I. Abstract
LongCat-Flash-Omni is an open-source, multimodal (Omni-modal) model from Meituan's LongCat team. It extends the ScMoE architecture of LongCat-Flash by providing unified modeling for text, images, audio, and video. It has approximately 560 bytes of parameters and 27 bytes of activations, primarily targeting millisecond-level end-to-end voice dialogue, 128K context, and real-time audio and video interaction scenarios exceeding 8 minutes. Its key features include early multimodal fusion training, decoupled modal parallel infrastructure, and the accompanying LongCat-Audio-Codec for high-quality speech output.
II. Core Features
- Full-modal I/O: Input can be any combination of text, image, audio, or video, and output text or voice, adapting to real-time agents.
- Low-latency speech: End-to-end speech understanding and synthesis latency is controlled at the millisecond level, which is suitable for "interrupted" dialogue.
- Long context: Native 128K, which can support long meetings, multi-turn voice and long video understanding.
- ScMoE architecture: 560B total parameters + 27B activations, with computational cost approaching the efficiency of pure text training.
- Unified training paradigm: Integrate multimodal training in the early stages to avoid losing points in a single modality, and take into account listening, watching and speaking.
III. Installation
1. Clone the GitHub repository: git clone https://github.com/meituan-longcat/LongCat-Flash-Omni and enter the directory.
- Install dependencies according to the environment instructions provided in the repository. You can choose between vLLM/SGLang/self-developed inference service. A GPU is required and it is recommended that the video memory be ≥40GB. Multiple GPUs can be used in parallel.
3. Pull the corresponding weights and examples from Hugging Face: https://huggingface.co/meituan-longcat/LongCat-Flash-Omni; If voice output is required, install LongCat-Audio-Codec simultaneously.
- After deployment, conduct text/voice tests via REST/WebSocket or the official LongCat.AI frontend.
IV. Typical Use Cases
- Real-time voice assistant: outbound calls, customer service, and companionship interactions, requiring low latency and multi-turn memory.
- AV Scene Understanding: Extract key points and answer questions from audio and video inputs for meetings/live broadcasts/courses.
- Text and audio explanation: Input screenshots/photos/documents to generate audio explanations or multilingual summaries.
- Agent Project Entry Point: Hands over the video/voice perception results to the toolchain or business process for further execution.

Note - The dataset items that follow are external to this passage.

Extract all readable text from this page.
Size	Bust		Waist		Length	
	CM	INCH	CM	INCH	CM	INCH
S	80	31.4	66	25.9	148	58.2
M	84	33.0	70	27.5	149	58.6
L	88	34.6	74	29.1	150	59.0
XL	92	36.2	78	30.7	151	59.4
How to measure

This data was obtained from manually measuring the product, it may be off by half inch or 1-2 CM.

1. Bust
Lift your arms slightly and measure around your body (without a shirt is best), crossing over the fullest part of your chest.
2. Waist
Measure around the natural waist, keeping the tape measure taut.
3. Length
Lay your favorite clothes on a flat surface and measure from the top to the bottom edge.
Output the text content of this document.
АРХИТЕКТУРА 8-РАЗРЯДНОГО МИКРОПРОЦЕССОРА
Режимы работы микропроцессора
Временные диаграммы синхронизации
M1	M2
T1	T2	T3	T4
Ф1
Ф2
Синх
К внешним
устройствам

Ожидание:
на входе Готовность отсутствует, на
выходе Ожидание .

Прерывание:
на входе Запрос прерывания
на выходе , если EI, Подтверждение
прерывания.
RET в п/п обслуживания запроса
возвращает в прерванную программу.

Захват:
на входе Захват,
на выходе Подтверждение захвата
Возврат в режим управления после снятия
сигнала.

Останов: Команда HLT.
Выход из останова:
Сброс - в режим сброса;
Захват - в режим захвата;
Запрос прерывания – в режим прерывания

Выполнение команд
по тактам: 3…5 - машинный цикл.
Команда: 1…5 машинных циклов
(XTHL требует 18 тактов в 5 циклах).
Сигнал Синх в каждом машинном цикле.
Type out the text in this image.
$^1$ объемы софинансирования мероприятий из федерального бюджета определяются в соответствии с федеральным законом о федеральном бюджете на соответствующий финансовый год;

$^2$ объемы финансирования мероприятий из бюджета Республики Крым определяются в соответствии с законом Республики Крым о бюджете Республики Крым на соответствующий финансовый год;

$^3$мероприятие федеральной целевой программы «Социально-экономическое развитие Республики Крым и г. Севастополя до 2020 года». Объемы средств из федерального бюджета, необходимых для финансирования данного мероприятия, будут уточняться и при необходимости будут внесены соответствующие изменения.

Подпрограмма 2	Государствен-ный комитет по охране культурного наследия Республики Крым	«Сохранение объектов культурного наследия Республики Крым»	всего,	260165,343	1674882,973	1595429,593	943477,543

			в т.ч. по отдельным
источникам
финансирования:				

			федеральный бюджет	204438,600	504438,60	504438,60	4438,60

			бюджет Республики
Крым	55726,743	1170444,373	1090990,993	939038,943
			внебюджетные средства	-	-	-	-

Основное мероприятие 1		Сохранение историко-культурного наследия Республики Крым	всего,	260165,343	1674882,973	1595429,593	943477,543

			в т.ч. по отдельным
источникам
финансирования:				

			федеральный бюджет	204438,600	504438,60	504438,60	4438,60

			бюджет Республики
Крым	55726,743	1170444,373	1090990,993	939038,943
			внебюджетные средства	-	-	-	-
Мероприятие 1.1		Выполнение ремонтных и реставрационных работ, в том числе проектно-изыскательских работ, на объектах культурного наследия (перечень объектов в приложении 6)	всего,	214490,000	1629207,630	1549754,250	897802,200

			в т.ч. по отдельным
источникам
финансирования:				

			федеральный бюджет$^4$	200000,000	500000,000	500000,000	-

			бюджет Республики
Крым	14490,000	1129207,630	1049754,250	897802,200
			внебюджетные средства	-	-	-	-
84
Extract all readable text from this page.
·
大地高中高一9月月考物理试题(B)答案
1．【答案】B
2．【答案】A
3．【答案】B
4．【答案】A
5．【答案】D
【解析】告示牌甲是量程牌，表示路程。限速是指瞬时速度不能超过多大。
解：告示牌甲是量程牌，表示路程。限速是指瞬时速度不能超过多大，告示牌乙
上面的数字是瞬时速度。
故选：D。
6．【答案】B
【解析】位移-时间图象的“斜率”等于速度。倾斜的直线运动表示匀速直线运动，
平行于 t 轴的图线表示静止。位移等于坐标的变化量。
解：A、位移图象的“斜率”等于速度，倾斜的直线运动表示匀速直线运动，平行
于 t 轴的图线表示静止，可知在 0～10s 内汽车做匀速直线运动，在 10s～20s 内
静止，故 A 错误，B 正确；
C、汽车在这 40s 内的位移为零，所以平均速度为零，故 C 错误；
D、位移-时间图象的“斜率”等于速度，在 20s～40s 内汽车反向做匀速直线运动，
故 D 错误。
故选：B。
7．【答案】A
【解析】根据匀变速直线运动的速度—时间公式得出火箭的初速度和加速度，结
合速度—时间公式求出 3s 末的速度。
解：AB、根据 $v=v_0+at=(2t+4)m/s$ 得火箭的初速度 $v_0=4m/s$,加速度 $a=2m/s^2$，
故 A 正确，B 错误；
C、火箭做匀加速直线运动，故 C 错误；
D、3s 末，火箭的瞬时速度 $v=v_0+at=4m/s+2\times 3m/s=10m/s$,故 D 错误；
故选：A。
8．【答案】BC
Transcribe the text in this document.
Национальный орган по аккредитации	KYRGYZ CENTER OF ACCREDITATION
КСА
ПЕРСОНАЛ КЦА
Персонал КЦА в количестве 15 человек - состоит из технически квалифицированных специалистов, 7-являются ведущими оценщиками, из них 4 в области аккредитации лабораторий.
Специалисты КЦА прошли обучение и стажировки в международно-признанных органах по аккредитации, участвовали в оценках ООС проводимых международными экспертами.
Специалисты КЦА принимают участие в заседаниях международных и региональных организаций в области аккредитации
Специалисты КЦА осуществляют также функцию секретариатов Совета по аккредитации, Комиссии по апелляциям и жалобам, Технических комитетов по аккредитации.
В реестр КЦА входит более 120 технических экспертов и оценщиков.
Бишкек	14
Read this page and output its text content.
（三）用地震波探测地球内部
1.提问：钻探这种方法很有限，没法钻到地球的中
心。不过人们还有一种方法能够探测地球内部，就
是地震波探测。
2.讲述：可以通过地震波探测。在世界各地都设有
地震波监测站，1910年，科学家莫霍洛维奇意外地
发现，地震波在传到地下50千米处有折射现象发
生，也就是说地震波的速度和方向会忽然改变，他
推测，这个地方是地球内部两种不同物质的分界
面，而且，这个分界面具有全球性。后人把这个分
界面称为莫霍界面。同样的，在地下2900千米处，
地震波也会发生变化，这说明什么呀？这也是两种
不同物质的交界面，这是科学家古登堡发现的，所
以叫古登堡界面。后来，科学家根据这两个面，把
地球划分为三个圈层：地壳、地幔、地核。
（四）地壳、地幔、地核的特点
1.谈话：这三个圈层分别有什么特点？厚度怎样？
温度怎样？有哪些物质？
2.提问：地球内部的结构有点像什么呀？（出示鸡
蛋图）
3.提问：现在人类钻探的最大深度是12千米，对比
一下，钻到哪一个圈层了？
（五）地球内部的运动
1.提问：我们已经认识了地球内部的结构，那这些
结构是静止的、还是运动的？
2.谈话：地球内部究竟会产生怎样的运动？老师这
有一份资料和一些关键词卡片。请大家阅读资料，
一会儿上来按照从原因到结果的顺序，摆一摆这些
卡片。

V. Ecology and Competitors
- Ecosystem: Complementary to LongCat-Flash-Chat, LongCat-Flash-Thinking, and LongCat-Audio-Codec, enabling unified versions and training paradigms within the same organization.
- Competitors: The capabilities of Qwen series Omni, InternLM/GLM speech multimodal versions, and MiniCPM-O/Omni-like models from various communities are comparable; LongCat's long context + millisecond-level speech is the differentiating factor.
- Application side: The official website provides iOS/Android App and Web experience site to facilitate verification of voice link performance.
VI. Limitations and Precautions
- True low latency relies on end-to-end voice links and high-bandwidth inference services, which cannot be fully reproduced on local or low-spec machines.
- Video/long audio input will significantly increase video memory and computing power, so it is necessary to trim or segment according to the scenario.
- While early multimodal fusion can improve consistency, it is sensitive to data format and annotation quality. Secondary training must strictly align with the official examples.
- Open source repositories are updated frequently, and deployment scripts, quantization methods, and model sharding should be based on the latest versions.
VII. Project Address
https://github.com/meituan-longcat/LongCat-Flash-Omni
VIII. Frequently Asked Questions
Q: Does LongCat-Flash-Omni require an internet connection to perform inference?
A: The weights are open source and can be deployed locally or privately, but for speech synthesis and large-scale multimodal inference, it is recommended to use a GPU cluster to achieve the real-time performance shown in the official documentation.
Q: In what scenarios is the 128K context primarily used?
A: Suitable for long meetings, segmented understanding of long videos, and maintaining the state of multi-turn voice dialogues. It can also be used as a long document input window for multimodal RAGs.
Q: If only voice input and output are needed, is it necessary to load the full 560B?
A: The official architecture is ScMoE, with an actual activation of approximately 27 bytes. It can be combined with quantization/pruning and single-task fine-tuning to reduce resource consumption; please refer to the repository deployment instructions for details.